First, if you allocate any resources in an object, particularly unmanaged ones, you should clean them up in your Dispose() method (while ensuring that your object implements IDisposable). I find it unusual that your objects will need to allocate external resources, but it's likely that you will consume some without realizing it, which means that you should either dispose of them explicitly inside the object when you're through with them, or that you should call their Dispose() methods from inside your object's own Dispose() method.

Next, if you have another method like "Close()" or "Shutdown()" or "DieYouGravySuckingPigDog()" then you should ensure that these methods don't do any disposal for you. These types of methods aren't meant to clean up an object so that it can't be used anymore (that's what Dispose() is for). If you have an object, then at any point in the object's lifecycle it should be usable in some way prior to calling Dispose(), and not-usable after calling Dispose(). Make sure that a disposed object won't try to do anything bad if you accidently call it after you've disposed it also, generally by writing good code where you don't attempt do this, but some checking in your object won't hurt. If you want to reuse objects a lot, consider using an object pool (a buffer pool for handling Socket reads would be a good idea as an example).

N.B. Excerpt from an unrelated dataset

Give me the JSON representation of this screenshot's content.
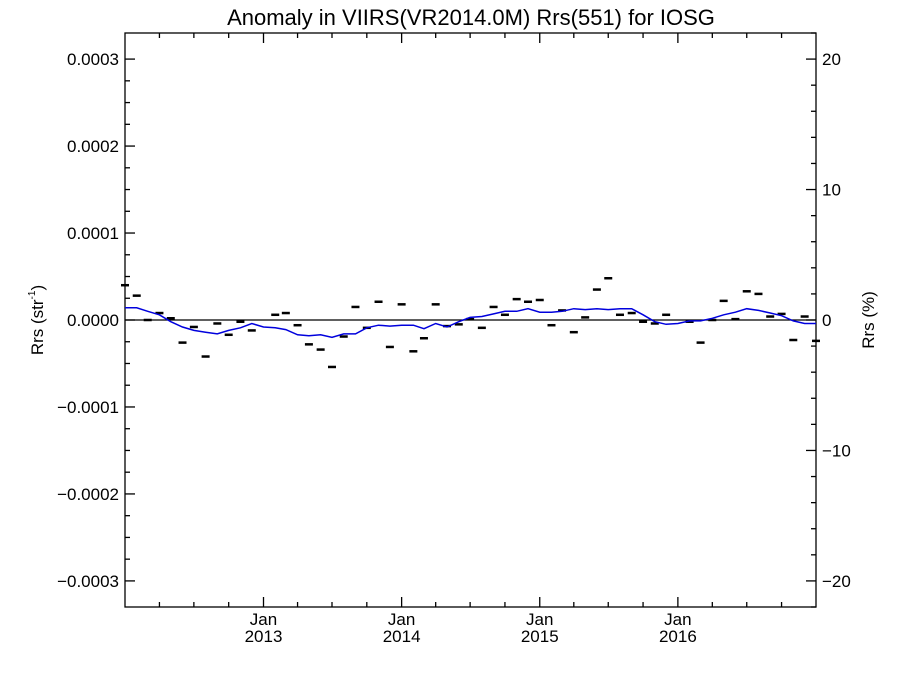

Finally, remember that just because you set an object to null doesn't mean that it's going to be disposed at any point in the near future, it is just being marked as no longer in use (unless you have another reference to it somewhere else). This is not a strategy for garbage collection

So what about Finalize()?
It turns out there is another method called Finalize() that is used by the garbage collector for cleaning up unmanaged resources. It's purpose in life, according to MSDN, is to clean up unmanaged resources in the event that Dispose was never called, but if you implement Dispose you should NOT have a Finalize and you should use GC.SurpressFinalize(this) to stop the finalize method from being called. This is to ensure that you do not do duplicate work that is not needed (generally the code called in Dispose and Finalize should be the same). There is also an object destructor, but for managed objects you should not use it. Again, this is all according to MSDN, and I would trust MSDN on garbage collection more than a person who used to code and stopped doing that to write about it.

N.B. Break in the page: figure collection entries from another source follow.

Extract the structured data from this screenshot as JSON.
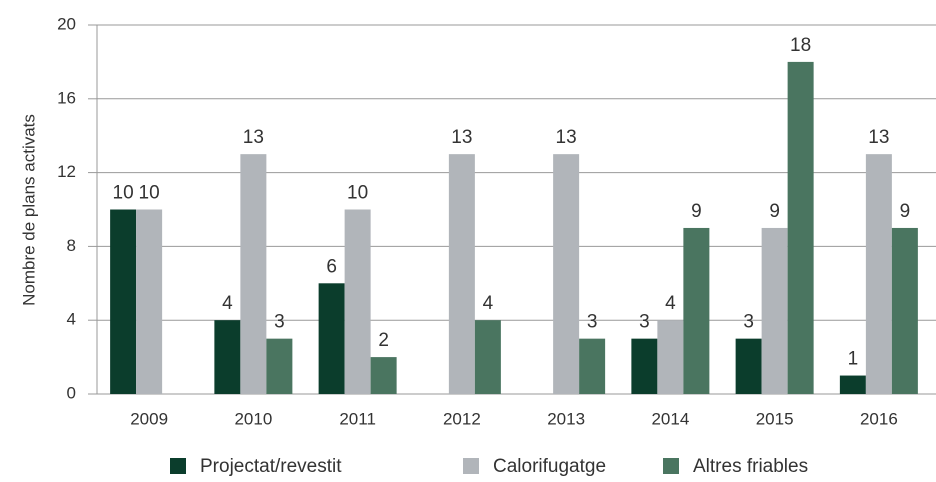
{
  "chart_data": {
    "type": "bar",
    "y_label": "Nombre de plans activats",
    "categories": [
      "2009",
      "2010",
      "2011",
      "2012",
      "2013",
      "2014",
      "2015",
      "2016"
    ],
    "series": [
      {
        "name": "Projectat/revestit",
        "color": "#0b3d2c",
        "values": [
          10,
          4,
          6,
          null,
          null,
          3,
          3,
          1
        ]
      },
      {
        "name": "Calorifugatge",
        "color": "#b1b5ba",
        "values": [
          10,
          13,
          10,
          13,
          13,
          4,
          9,
          13
        ]
      },
      {
        "name": "Altres friables",
        "color": "#4a7560",
        "values": [
          null,
          3,
          2,
          4,
          3,
          9,
          18,
          9
        ]
      }
    ],
    "ylim": [
      0,
      20
    ],
    "yticks": [
      0,
      4,
      8,
      12,
      16,
      20
    ],
    "grid": true
  }
}
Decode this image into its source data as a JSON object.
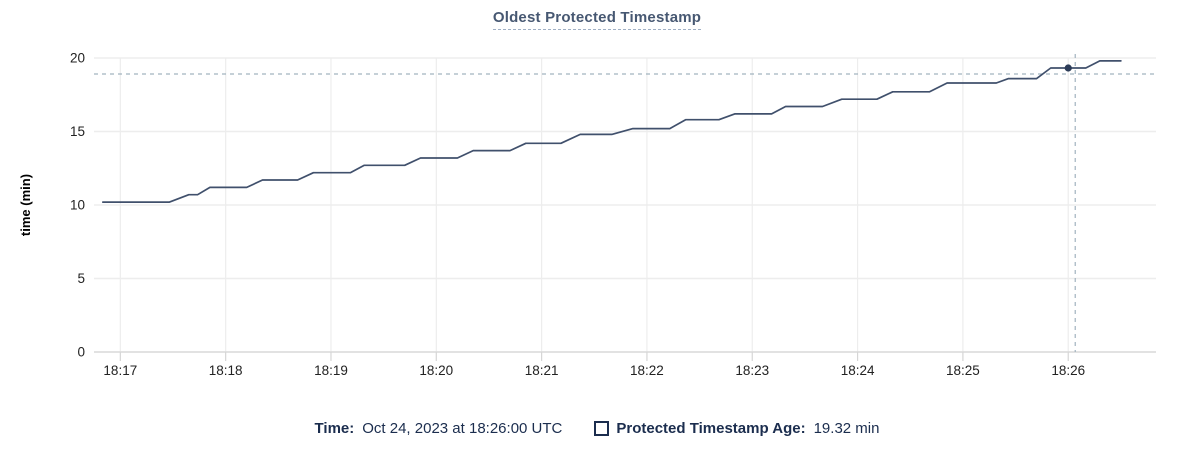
{
  "title": "Oldest Protected Timestamp",
  "colors": {
    "background": "#ffffff",
    "title": "#475872",
    "title_underline": "#9fafc4",
    "line": "#40506c",
    "dot": "#2c3c58",
    "crosshair": "#a2b3bf",
    "grid": "#ededed",
    "axis": "#d6d6d6",
    "tick_label": "#222222",
    "y_axis_title": "#000000",
    "legend_text": "#1b2d4e"
  },
  "chart_data": {
    "type": "line",
    "title": "Oldest Protected Timestamp",
    "xlabel": "",
    "ylabel": "time (min)",
    "ylim": [
      0,
      20
    ],
    "yticks": [
      0,
      5,
      10,
      15,
      20
    ],
    "x_domain": [
      "18:16:45",
      "18:26:50"
    ],
    "x_ticks": [
      "18:17",
      "18:18",
      "18:19",
      "18:20",
      "18:21",
      "18:22",
      "18:23",
      "18:24",
      "18:25",
      "18:26"
    ],
    "grid": true,
    "legend_position": "bottom",
    "line_style": "step-ramp",
    "series": [
      {
        "name": "Protected Timestamp Age",
        "unit": "min",
        "points": [
          [
            "18:16:50",
            10.2
          ],
          [
            "18:17:28",
            10.2
          ],
          [
            "18:17:39",
            10.7
          ],
          [
            "18:17:44",
            10.7
          ],
          [
            "18:17:51",
            11.2
          ],
          [
            "18:18:12",
            11.2
          ],
          [
            "18:18:21",
            11.7
          ],
          [
            "18:18:41",
            11.7
          ],
          [
            "18:18:50",
            12.2
          ],
          [
            "18:19:11",
            12.2
          ],
          [
            "18:19:19",
            12.7
          ],
          [
            "18:19:42",
            12.7
          ],
          [
            "18:19:51",
            13.2
          ],
          [
            "18:20:12",
            13.2
          ],
          [
            "18:20:21",
            13.7
          ],
          [
            "18:20:42",
            13.7
          ],
          [
            "18:20:51",
            14.2
          ],
          [
            "18:21:11",
            14.2
          ],
          [
            "18:21:22",
            14.8
          ],
          [
            "18:21:40",
            14.8
          ],
          [
            "18:21:52",
            15.2
          ],
          [
            "18:22:13",
            15.2
          ],
          [
            "18:22:22",
            15.8
          ],
          [
            "18:22:41",
            15.8
          ],
          [
            "18:22:50",
            16.2
          ],
          [
            "18:23:11",
            16.2
          ],
          [
            "18:23:19",
            16.7
          ],
          [
            "18:23:40",
            16.7
          ],
          [
            "18:23:51",
            17.2
          ],
          [
            "18:24:11",
            17.2
          ],
          [
            "18:24:20",
            17.7
          ],
          [
            "18:24:41",
            17.7
          ],
          [
            "18:24:51",
            18.3
          ],
          [
            "18:25:19",
            18.3
          ],
          [
            "18:25:26",
            18.6
          ],
          [
            "18:25:42",
            18.6
          ],
          [
            "18:25:50",
            19.32
          ],
          [
            "18:26:10",
            19.32
          ],
          [
            "18:26:18",
            19.8
          ],
          [
            "18:26:30",
            19.8
          ]
        ]
      }
    ],
    "hover_point": {
      "time": "18:26:00",
      "value": 19.32
    }
  },
  "legend": {
    "time_label": "Time:",
    "time_value": "Oct 24, 2023 at 18:26:00 UTC",
    "series_label": "Protected Timestamp Age:",
    "series_value": "19.32 min"
  }
}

Wait, wait, I didn't get that. What should I do? Can you sum this all up?
  1. If you are using something that is IDisposable, you should call Dispose() when you are finished with it and when it is a good time in your app to do so performance-wise. Just letting the garbage collector do it for you is not a strategy for anything except crappy coding (if crappy code is your goal, then never call dispose and you'll be about 80% there)
  2. If you are implementing an object that uses unmanaged resources, you should make that object IDisposable and free those unmanaged resources and then call GC.SurpressFinalize(this) in your Dispose() method. Ensure that calling Dispose() multiple times does not throw an exception or duplicate work (setting a private property is a useful idea here)
  3. Setting an object to null is not a strategy for garbage collection. It is a strategy for crap.
  4. If you have an object that is re-usable after calling some sort of closing method (like a connection, file, etc.) then consider pooling that object, particularly if that object is expensive to create or destroy. Remember, every time you allocate a reference type you may trigger garbage collection and you'll never know it.
  5. "Managed code" isn't managed all that well; you need to be absolutely aware of what the CLR is doing to your code and how garbage collection works. It's like walking on a tightrope- managed code gives you a safety net but that doesn't mean you should just jump into it whenever and then climb back up and keep going. That is not a strategy.